Background: AraC is considered to be the most effective single drug in the treatment of AML. For initial treatment of AML, araC is typically administered by intravenous continuous infusion for 5–7 days at doses of 100–200 mg/m2/day, usually in combination with an anthracycline. In the relapsed setting, araC remains an option for treatment and is generally administered at higher doses either alone or in combination with other agents and in a variety of schedules. Cloretazine (VNP40101M) is a novel alkylating agent that preferentially targets the O6 position of guanine. A Phase I trial of Cloretazine with araC in advanced hematologic malignancies demonstrated significant anti-leukemic activity with minimal extramedullary toxicity (Giles et al, 2005). The purpose of the current double blind randomized Phase III study is to determine if araC with Cloretazine improves outcome in AML patients (pts) in first relapse.

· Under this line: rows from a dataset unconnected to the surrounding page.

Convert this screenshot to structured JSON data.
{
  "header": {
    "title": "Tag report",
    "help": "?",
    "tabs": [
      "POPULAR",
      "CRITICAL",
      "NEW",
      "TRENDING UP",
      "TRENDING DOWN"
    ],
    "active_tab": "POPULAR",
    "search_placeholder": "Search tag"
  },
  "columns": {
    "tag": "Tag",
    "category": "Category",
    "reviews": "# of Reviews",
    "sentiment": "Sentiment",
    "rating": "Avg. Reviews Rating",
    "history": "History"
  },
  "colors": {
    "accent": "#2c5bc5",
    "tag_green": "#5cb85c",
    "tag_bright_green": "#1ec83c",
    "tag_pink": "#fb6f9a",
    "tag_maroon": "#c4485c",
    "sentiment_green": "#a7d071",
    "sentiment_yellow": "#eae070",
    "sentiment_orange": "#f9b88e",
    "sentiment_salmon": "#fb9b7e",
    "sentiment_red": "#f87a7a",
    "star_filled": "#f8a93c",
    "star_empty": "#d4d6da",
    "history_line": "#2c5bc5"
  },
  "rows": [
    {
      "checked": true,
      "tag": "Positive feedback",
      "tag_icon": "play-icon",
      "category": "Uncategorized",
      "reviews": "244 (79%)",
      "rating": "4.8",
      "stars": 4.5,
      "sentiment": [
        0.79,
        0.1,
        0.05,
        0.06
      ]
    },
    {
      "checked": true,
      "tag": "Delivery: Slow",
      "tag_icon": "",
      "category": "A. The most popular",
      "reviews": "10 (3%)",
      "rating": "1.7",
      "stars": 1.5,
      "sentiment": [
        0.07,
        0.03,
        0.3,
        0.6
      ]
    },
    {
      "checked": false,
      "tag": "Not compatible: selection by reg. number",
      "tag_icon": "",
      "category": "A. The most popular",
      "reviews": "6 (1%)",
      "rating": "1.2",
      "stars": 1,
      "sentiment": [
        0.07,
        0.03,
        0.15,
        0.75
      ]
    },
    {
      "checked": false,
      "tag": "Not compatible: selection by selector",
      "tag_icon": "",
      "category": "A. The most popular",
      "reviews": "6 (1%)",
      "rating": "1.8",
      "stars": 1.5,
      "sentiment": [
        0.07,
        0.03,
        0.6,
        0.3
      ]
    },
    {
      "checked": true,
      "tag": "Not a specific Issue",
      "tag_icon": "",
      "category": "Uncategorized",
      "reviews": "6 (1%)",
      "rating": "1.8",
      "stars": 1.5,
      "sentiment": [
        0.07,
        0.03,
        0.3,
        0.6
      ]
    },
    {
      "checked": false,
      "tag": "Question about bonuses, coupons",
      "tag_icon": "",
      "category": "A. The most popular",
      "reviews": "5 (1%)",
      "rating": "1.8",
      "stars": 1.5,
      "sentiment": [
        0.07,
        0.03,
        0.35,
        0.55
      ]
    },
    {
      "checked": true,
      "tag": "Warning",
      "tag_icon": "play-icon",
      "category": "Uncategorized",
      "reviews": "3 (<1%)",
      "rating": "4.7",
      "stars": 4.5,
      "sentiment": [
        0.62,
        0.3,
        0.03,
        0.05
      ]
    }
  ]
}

Methods: Eligible pts must be ≥18 years old, PS 0–2, and have AML in first relapse following a CR or CRp of 3–24 months duration. Pts are randomized using a 2:1 scheme to receive either araC 1.5 gm/m2 (d 1–3) + Cloretazine 600mg/m2 or placebo on d 2. Pts are stratified by both age and remission duration. Pts achieving CR or CRp are consolidated with araC + Cloretazine 400mg/m2, or araC + placebo according to original treatment assignment. Pts with partial response or bone marrow improvement may receive a second induction cycle. The study will accrue 420 pts, with an interim analysis for safety and efficacy at 210 pts. The primary endpoint is overall response (CR and CRp) rate. Secondary endpoints include time-to-progression, duration of response, and survival.

Results: A data safety monitoring board review of the first 32 pts was performed in 12/05. Differential toxicity between the two arms was not observed. From 03/05 to 07/06, 164 pts were enrolled by 47 sites. Median age=59 yrs (range 22–83), and 52%= male. Distribution by stratum: I = 66 (<60, CR<12mos); II= 22 (<60, CR≥12mos); III= 45 (≥60, CR<12mos); IV= 31 (≥60, CR≥12mos). Blinded data are available for 110 monitored pts: 77% were de novo AML, 23% secondary AML. 107/110 pts completed the intended treatment course. The most common reported serious adverse event was infection (50%). Importantly, of 110 pts, early deaths (≤30 days from start of treatment) occurred in only 13 (12%) pts, most of which was due to infection with neutropenia, or progressive disease.

Conclusions: A multi-site Phase III double-blind randomized trial for pts with AML in first relapse is feasible and demonstrates a recognized clinical need for new treatments across age and CR duration variables. The ability of pts to tolerate high-dose araC with or without Cloretazine as assessed by rate of SAE and early death is encouraging.

Disclosures: Both Bonny Johnson and Ann Cahill are employed by Vion Pharmaceuticals, Inc.; Francis J Giles is a consultant for Vion Pharmaceuticals, Inc.; Ann Cahill is currently on the Board of Directors for Vion Pharmaceuticals, Inc.